|
[Spr.] Trawler typu Military HMS Fusilier (HP 1/700)
singulair.serwis |
Cześć
Ten trawler "chodził" mi po głowie od czerwca 1976 roku, kiedy w Modelarzu 6/76 ukazały się jego plany w skali 1/400. Nie wiem czemu mi się podobał, ani zgrabny jak niszczyciel, ani duży jak krążownik. Minęło tyle lat i nagle dzięki Krzysiowi stałem się właścicielem tego modelu w skali 1/700. Odlew firmuje HP, więc wiadomo było że to niezły kasztan jest. Z niecierpliwością czekałem na przesyłkę, którą natychmiast otworzyłem i przeprowadziłem oględziny. Orzeczenie-damy radę. Warspite mnie zmęczył, więc bez ociągania model stanął w doku. Na początek krótki inbox. Zdjęcia autorstwa Krzysztofa.
Koniec cz.1 nie ostatniej
Na zdjęciach wygląda na to, że części są odlane na cienkiej błonie żywicznej. Szkoda, że mój Gryf czy Schleswig nie miał czegoś takiego, tylko grubaśną (1mm i więcej) "płytę" z żywicy.
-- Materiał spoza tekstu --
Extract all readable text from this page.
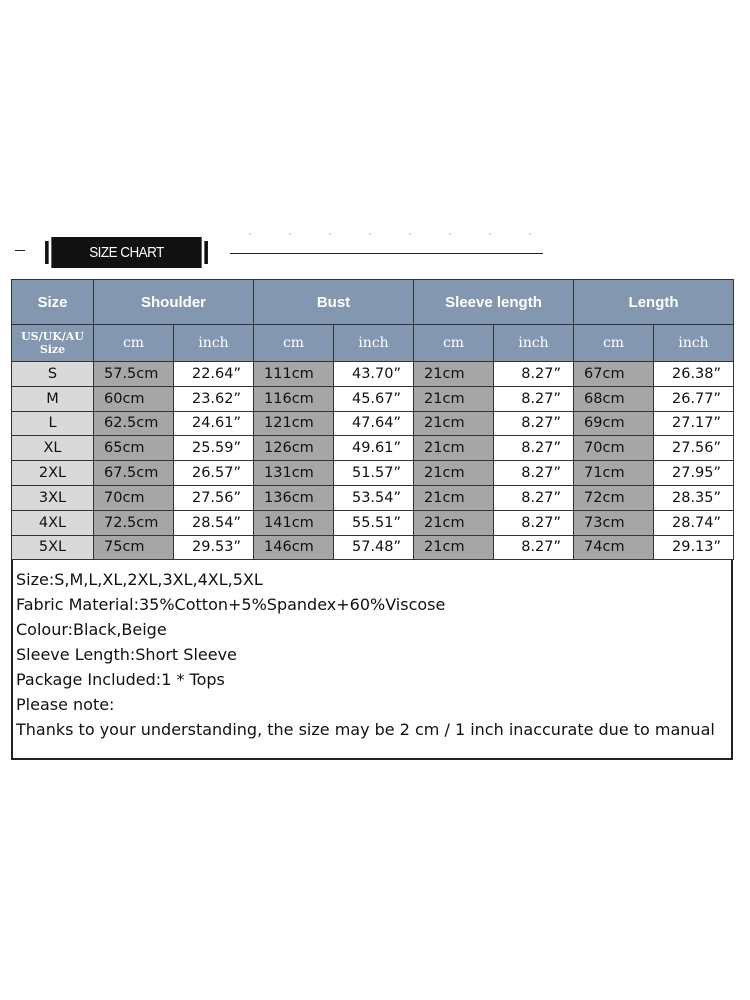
SIZE CHART
Size	Shoulder		Bust		Sleeve length		Length	
US/UK/AU Size	cm	inch	cm	inch	cm	inch	cm	inch
S	57.5cm	22.64”	111cm	43.70”	21cm	8.27”	67cm	26.38”
M	60cm	23.62”	116cm	45.67”	21cm	8.27”	68cm	26.77”
L	62.5cm	24.61”	121cm	47.64”	21cm	8.27”	69cm	27.17”
XL	65cm	25.59”	126cm	49.61”	21cm	8.27”	70cm	27.56”
2XL	67.5cm	26.57”	131cm	51.57”	21cm	8.27”	71cm	27.95”
3XL	70cm	27.56”	136cm	53.54”	21cm	8.27”	72cm	28.35”
4XL	72.5cm	28.54”	141cm	55.51”	21cm	8.27”	73cm	28.74”
5XL	75cm	29.53”	146cm	57.48”	21cm	8.27”	74cm	29.13”
Size:S,M,L,XL,2XL,3XL,4XL,5XL
Fabric Material:35%Cotton+5%Spandex+60%Viscose
Colour:Black,Beige
Sleeve Length:Short Sleeve
Package Included:1 * Tops
Please note:
Thanks to your understanding, the size may be 2 cm / 1 inch inaccurate due to manual
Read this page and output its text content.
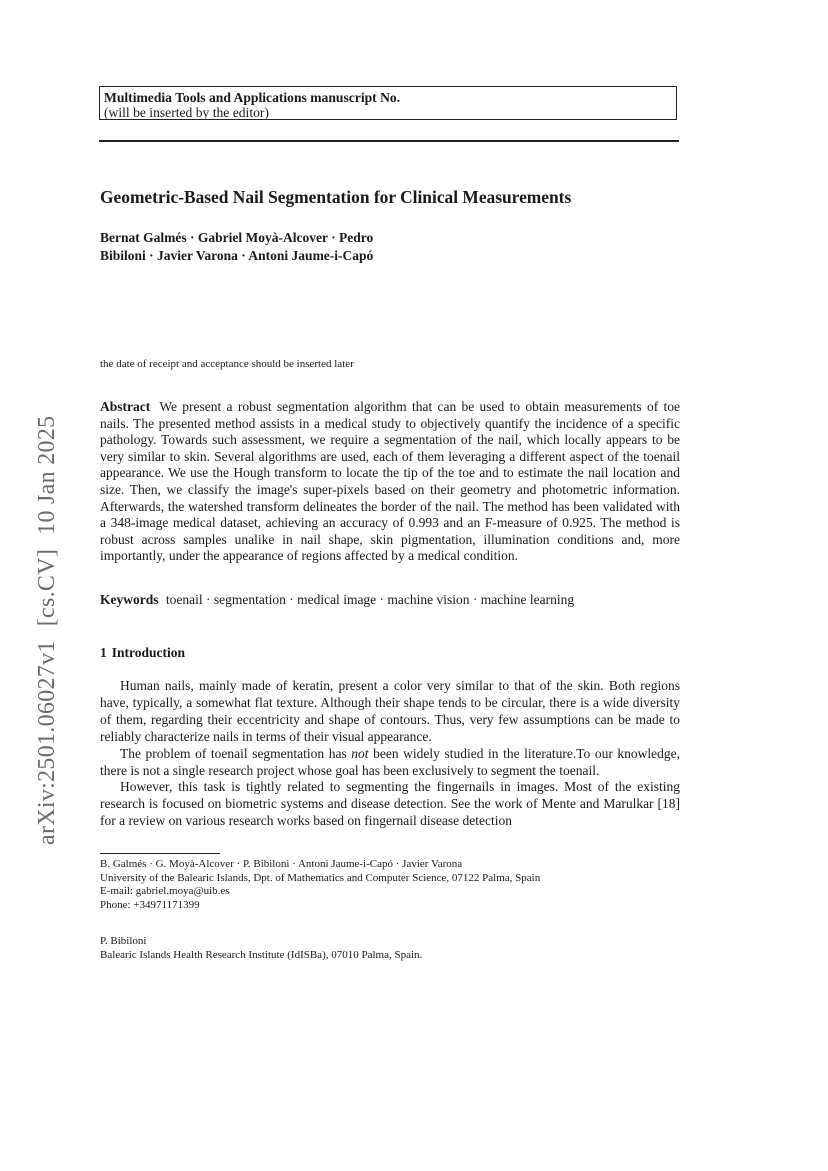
Multimedia Tools and Applications manuscript No.
(will be inserted by the editor)
Geometric-Based Nail Segmentation for Clinical Measurements
Bernat Galmés · Gabriel Moyà-Alcover · Pedro
Bibiloni · Javier Varona · Antoni Jaume-i-Capó
the date of receipt and acceptance should be inserted later

Abstract We present a robust segmentation algorithm that can be used to obtain measurements of toe nails. The presented method assists in a medical study to objectively quantify the incidence of a specific pathology. Towards such assessment, we require a segmentation of the nail, which locally appears to be very similar to skin. Several algorithms are used, each of them leveraging a different aspect of the toenail appearance. We use the Hough transform to locate the tip of the toe and to estimate the nail location and size. Then, we classify the image's super-pixels based on their geometry and photometric information. Afterwards, the watershed transform delineates the border of the nail. The method has been validated with a 348-image medical dataset, achieving an accuracy of 0.993 and an F-measure of 0.925. The method is robust across samples unalike in nail shape, skin pigmentation, illumination conditions and, more importantly, under the appearance of regions affected by a medical condition.

Keywords toenail · segmentation · medical image · machine vision · machine learning
1 Introduction

Human nails, mainly made of keratin, present a color very similar to that of the skin. Both regions have, typically, a somewhat flat texture. Although their shape tends to be circular, there is a wide diversity of them, regarding their eccentricity and shape of contours. Thus, very few assumptions can be made to reliably characterize nails in terms of their visual appearance.

The problem of toenail segmentation has not been widely studied in the literature.To our knowledge, there is not a single research project whose goal has been exclusively to segment the toenail.

However, this task is tightly related to segmenting the fingernails in images. Most of the existing research is focused on biometric systems and disease detection. See the work of Mente and Marulkar [18] for a review on various research works based on fingernail disease detection

B. Galmés · G. Moyà-Alcover · P. Bibiloni · Antoni Jaume-i-Capó · Javier Varona
University of the Balearic Islands, Dpt. of Mathematics and Computer Science, 07122 Palma, Spain
E-mail: gabriel.moya@uib.es
Phone: +34971171399
P. Bibiloni
Balearic Islands Health Research Institute (IdISBa), 07010 Palma, Spain.
arXiv:2501.06027v1[cs.CV]10 Jan 2025
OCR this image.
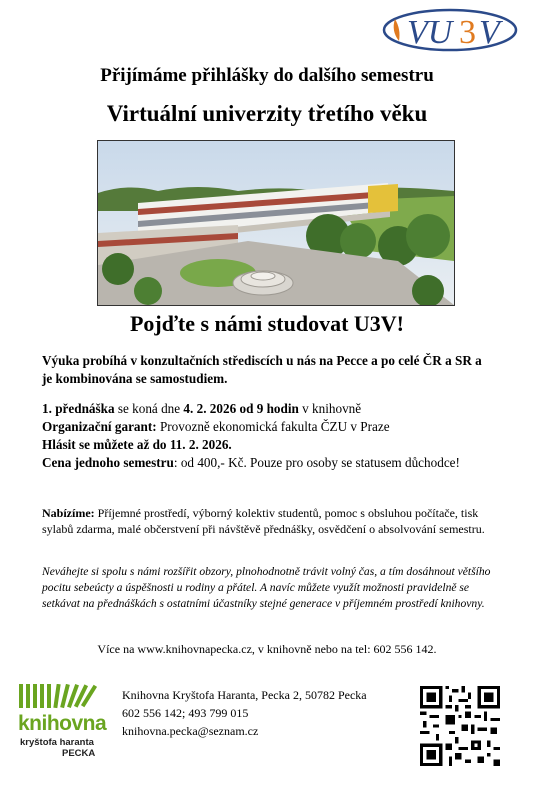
VU 3 V
Přijímáme přihlášky do dalšího semestru
Virtuální univerzity třetího věku
Pojďte s námi studovat U3V!
Výuka probíhá v konzultačních střediscích u nás na Pecce a po celé ČR a SR a je kombinována se samostudiem.
1. přednáška se koná dne 4. 2. 2026 od 9 hodin v knihovně
Organizační garant: Provozně ekonomická fakulta ČZU v Praze
Hlásit se můžete až do 11. 2. 2026.
Cena jednoho semestru: od 400,- Kč. Pouze pro osoby se statusem důchodce!
Nabízíme: Příjemné prostředí, výborný kolektiv studentů, pomoc s obsluhou počítače, tisk sylabů zdarma, malé občerstvení při návštěvě přednášky, osvědčení o absolvování semestru.
Neváhejte si spolu s námi rozšířit obzory, plnohodnotně trávit volný čas, a tím dosáhnout většího pocitu sebeúcty a úspěšnosti u rodiny a přátel. A navíc můžete využít možnosti pravidelně se setkávat na přednáškách s ostatními účastníky stejné generace v příjemném prostředí knihovny.
Více na www.knihovnapecka.cz, v knihovně nebo na tel: 602 556 142.
knihovna
kryštofa haranta
PECKA
Knihovna Kryštofa Haranta, Pecka 2, 50782 Pecka
602 556 142; 493 799 015
knihovna.pecka@seznam.cz
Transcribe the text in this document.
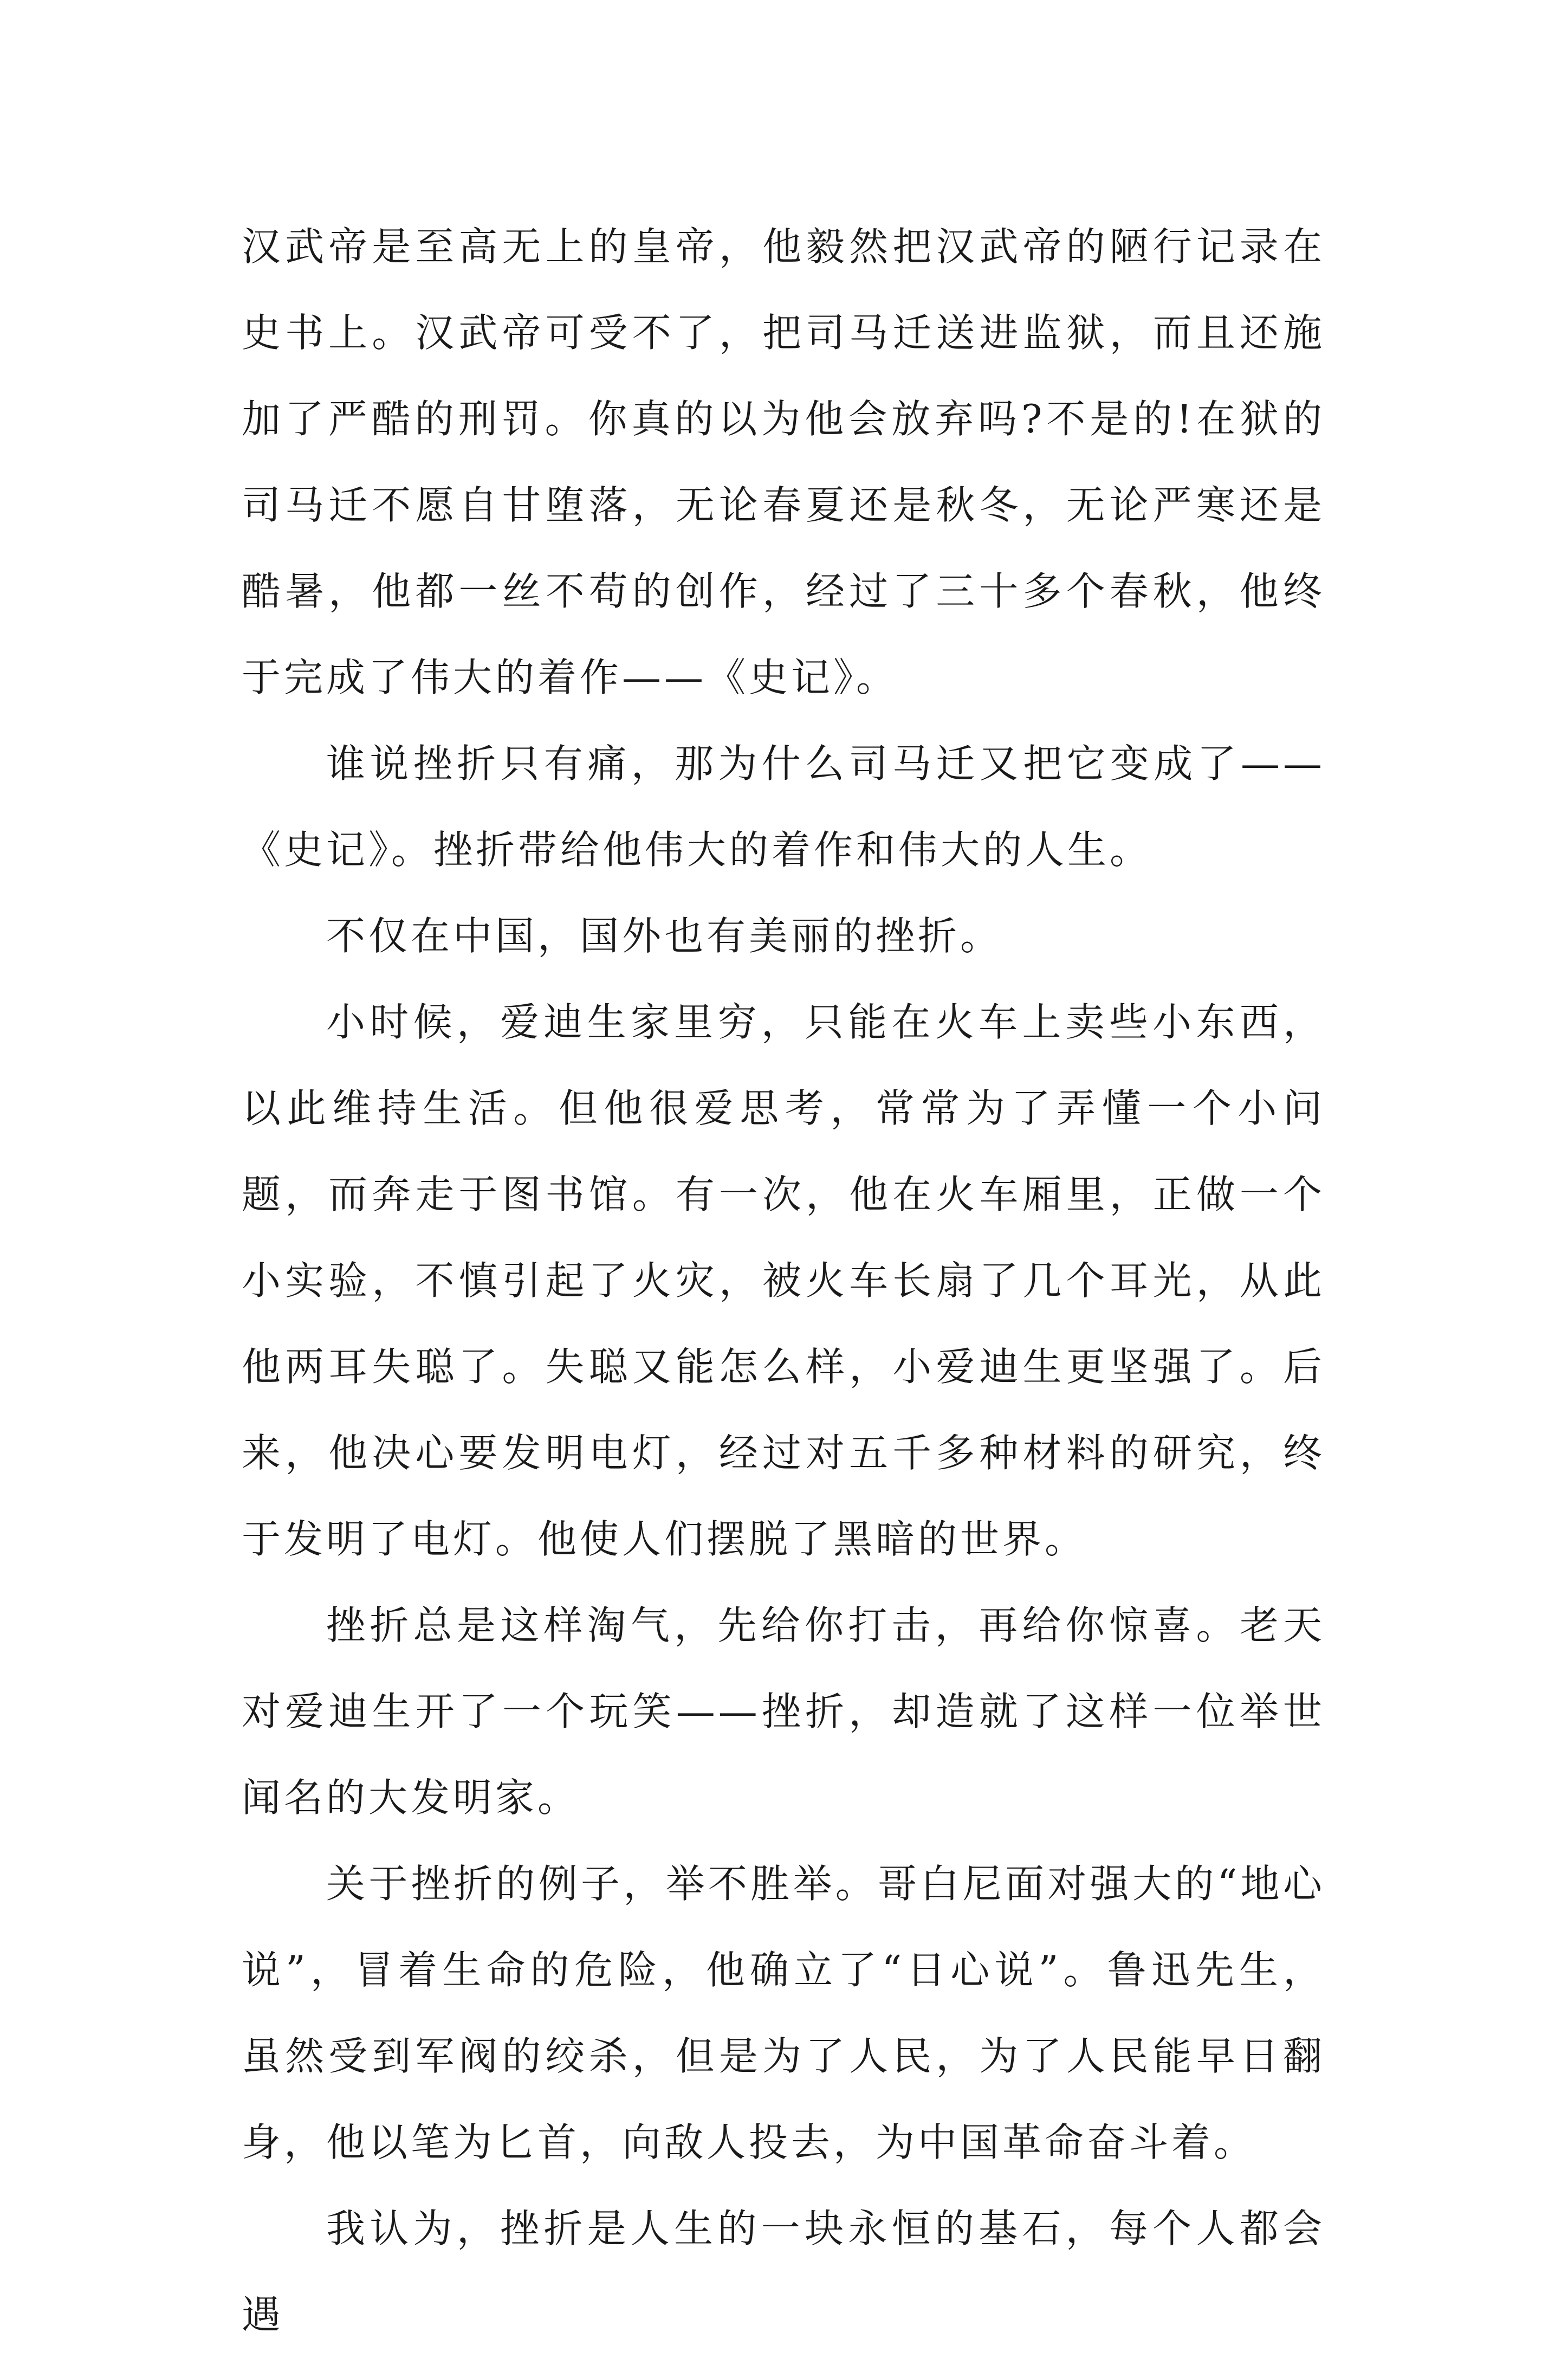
汉武帝是至高无上的皇帝，他毅然把汉武帝的陋行记录在史书上。汉武帝可受不了，把司马迁送进监狱，而且还施加了严酷的刑罚。你真的以为他会放弃吗?不是的!在狱的司马迁不愿自甘堕落，无论春夏还是秋冬，无论严寒还是酷暑，他都一丝不苟的创作，经过了三十多个春秋，他终于完成了伟大的着作——《史记》。

谁说挫折只有痛，那为什么司马迁又把它变成了——《史记》。挫折带给他伟大的着作和伟大的人生。

不仅在中国，国外也有美丽的挫折。

小时候，爱迪生家里穷，只能在火车上卖些小东西，以此维持生活。但他很爱思考，常常为了弄懂一个小问题，而奔走于图书馆。有一次，他在火车厢里，正做一个小实验，不慎引起了火灾，被火车长扇了几个耳光，从此他两耳失聪了。失聪又能怎么样，小爱迪生更坚强了。后来，他决心要发明电灯，经过对五千多种材料的研究，终于发明了电灯。他使人们摆脱了黑暗的世界。

挫折总是这样淘气，先给你打击，再给你惊喜。老天对爱迪生开了一个玩笑——挫折，却造就了这样一位举世闻名的大发明家。

关于挫折的例子，举不胜举。哥白尼面对强大的“地心说”，冒着生命的危险，他确立了“日心说”。鲁迅先生，虽然受到军阀的绞杀，但是为了人民，为了人民能早日翻身，他以笔为匕首，向敌人投去，为中国革命奋斗着。

我认为，挫折是人生的一块永恒的基石，每个人都会遇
dnia Pon 18:33, 14 Wrz 2015, w całości zmieniany 1 raz
Toff u mnie płytka miała grubość ok. 0,5 mm. Surfacer obnażył jakość odlewu. Pełno dziurek po bąbelkach powietrza. Burty nierówne i z rysami zniknęły po kilkukrotnym szpachlowaniu i szlifowaniu.
Imitacja blach poszycia z Surfacera 500
Pierwsze złożenie modelu "na sucho"
Kolejny krok to malowanie.
[/b
trochę wysiłku ten kadłub kosztował... Jest bardzo ładnie.
Model oferowany przez HP jest uproszczony i niektóre jego drobne elementy są delikatnie mówiąc słabe. Do waloryzacji zestawu użyłem tylko kawałka "angielskiego" relingu Eduarda, kilku drzwi z zestawu Abera i kawałków hipsu.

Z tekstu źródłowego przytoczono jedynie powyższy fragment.